History, as Karl Marx tells us, can be described as being a succession of struggles between classes vying for greater control. These hierarchical oscillations have led to the creation of innumerable experimental utopias (nowhere-places) with the vast majority of documented examples being primarily concerned with the distribution of power between the subjects of the social system. The distribution of power could be designed in order to facilitate the development of an egalitarian state, as in class Greek democracy, or it could be designed to pass the control to a single person backed by an army, as in a military dictatorship. Thus, to design a utopia is to immediately design a system engaged with the management of a social hierarchy, whether it is desired to be flat or pyramidal. While there are many organisations and communities of people all over the world campaigning for egalitarianism under the guise of a variety of political systems, non-hierarchical social systems have historically proven to be problematic – utopian (ideal) places that degenerate into a dystopia through the erosion of the barriers that distribute power equally. A non-hierarchical system can be usefully exploited as a means of disguising power, rather than just sharing it.

The dominant institutions that historically formulated a society – the church, the state, industry – have all appropriated this exploitation in order to abstract their position of control over an assembly of people – such as a congregation, a population, or a labour force. An abstraction of power and control is useful, I will argue, as it helps to facilitate complicity in a process that requires the participation of a disciplined assembly. Depending on the institutional context, this process can take the form of the manufacturing of a mass-produced product with the use of an assembly line, or the ritual of the military firing squad as a traditional method of execution, for example. In this chapter, I would like to analyse some of these examples, discussing how power/control was distributed among the members of the assembly, and what this allowed the institutional governors of the assembly to produce.

"I am an engineer and I work for an electrical corporation. The workers think we produce vacuum cleaners. The students think we make machine guns. This vacuum cleaner can be a valuable weapon. This machine gun can be a useful household appliance. What we produce is the product of the workers, students, and engineers." Inextinguishable Fire (1969)

Harun Farocki, a prolific video artist working from the mid 1960s to the present, hardly shied away from difficult subjects. Farocki's vision in The Inextinguishable Fire was to comment not only on the questionable ethics of the Vietnam war, but to make a more general statement about how a greater division of labour facilitates complicity in the production of unethical commodities – for example, napalm. The Dow Chemical Corporation, manufacturers of napalm, employed a collection of researchers, engineers, and scientists to assist with the design and production process. In doing so, no one person offered a truly individual contribution to the development of the highly controversial weapon.
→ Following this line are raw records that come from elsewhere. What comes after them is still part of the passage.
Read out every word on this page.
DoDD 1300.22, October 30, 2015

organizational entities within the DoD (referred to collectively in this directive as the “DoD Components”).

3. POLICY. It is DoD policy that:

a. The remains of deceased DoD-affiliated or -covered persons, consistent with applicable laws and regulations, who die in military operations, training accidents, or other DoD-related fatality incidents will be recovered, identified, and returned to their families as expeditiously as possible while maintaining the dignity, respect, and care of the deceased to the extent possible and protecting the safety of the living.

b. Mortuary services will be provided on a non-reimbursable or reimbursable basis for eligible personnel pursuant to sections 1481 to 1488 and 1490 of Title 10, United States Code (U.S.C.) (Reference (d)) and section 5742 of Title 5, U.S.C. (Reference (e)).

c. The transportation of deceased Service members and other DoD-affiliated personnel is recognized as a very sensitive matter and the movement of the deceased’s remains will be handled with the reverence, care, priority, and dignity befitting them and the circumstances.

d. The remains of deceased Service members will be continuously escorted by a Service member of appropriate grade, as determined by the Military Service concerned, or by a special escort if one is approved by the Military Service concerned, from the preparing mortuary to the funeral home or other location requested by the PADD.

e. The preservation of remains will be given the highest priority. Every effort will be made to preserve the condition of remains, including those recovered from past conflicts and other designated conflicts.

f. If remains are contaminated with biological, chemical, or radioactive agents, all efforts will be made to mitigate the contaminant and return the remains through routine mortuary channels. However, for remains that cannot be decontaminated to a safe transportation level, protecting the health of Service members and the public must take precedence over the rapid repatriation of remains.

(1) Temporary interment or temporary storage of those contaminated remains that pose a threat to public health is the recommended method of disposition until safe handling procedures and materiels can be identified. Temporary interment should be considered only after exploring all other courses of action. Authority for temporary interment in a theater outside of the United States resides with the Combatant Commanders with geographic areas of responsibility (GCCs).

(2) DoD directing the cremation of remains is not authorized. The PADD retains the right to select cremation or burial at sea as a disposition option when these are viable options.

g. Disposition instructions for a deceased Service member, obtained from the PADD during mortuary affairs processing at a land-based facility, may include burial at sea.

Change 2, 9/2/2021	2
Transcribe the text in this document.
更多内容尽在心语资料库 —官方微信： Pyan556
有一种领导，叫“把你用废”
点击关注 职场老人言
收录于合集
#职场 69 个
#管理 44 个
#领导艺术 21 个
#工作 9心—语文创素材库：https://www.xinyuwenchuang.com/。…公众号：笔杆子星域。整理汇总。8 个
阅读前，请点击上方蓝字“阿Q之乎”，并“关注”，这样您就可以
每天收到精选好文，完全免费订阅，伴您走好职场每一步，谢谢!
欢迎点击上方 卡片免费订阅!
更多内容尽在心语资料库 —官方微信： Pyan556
Instead, it was approached like a puzzle: “yes, it is a fire that is inextinguishable – but you can also make it stick to skin?” And so, the task was distributed among the teams of researchers, scientists, and engineers.

Farocki plays with film as a recombinant media form, drawing you into an unexpected conclusion about factory labour and complicity. He repeats a scene where an assembly-line worker is describing what he produces in the factory assembly line, recombining the product he believes he is producing with the product the factory actually produces. By dividing the work along an assembly line of workers, Farocki suggests, the relationship between the individual workers and the product becomes abstracted to the point where the workers have only an objective relationship with the product they are creating. Farocki exposes this conceptual disconnection between production and function in the minds of the labourers as a devastating prospect. If both control and accountability are abstracted by way of distribution among a large body of workers, are we really much more willing to engage in a production process in conflict with what we deem to be ethical?

For me, The Inextinguishable Fire only gains more relevance in the post-industrial information age. If the assembly line abstracts the dynamics of control and accountability through distribution among numerous human labourers, then the introduction of the computer into the production process only further complicates our conceptual understanding of responsibility. My current work is dealing with this precise topic, with respect to post World War II technologies of war – one example being the current emphasis on Unmanned Aerial Vehicle (UAV, or drone) being an example of an abstracted division of labour between both an assembly network of humans and machines. Do the increased levels of automation in modern warfare somehow oil the frictions of ethics? The Inextinguishable Fire seems to suggest it does.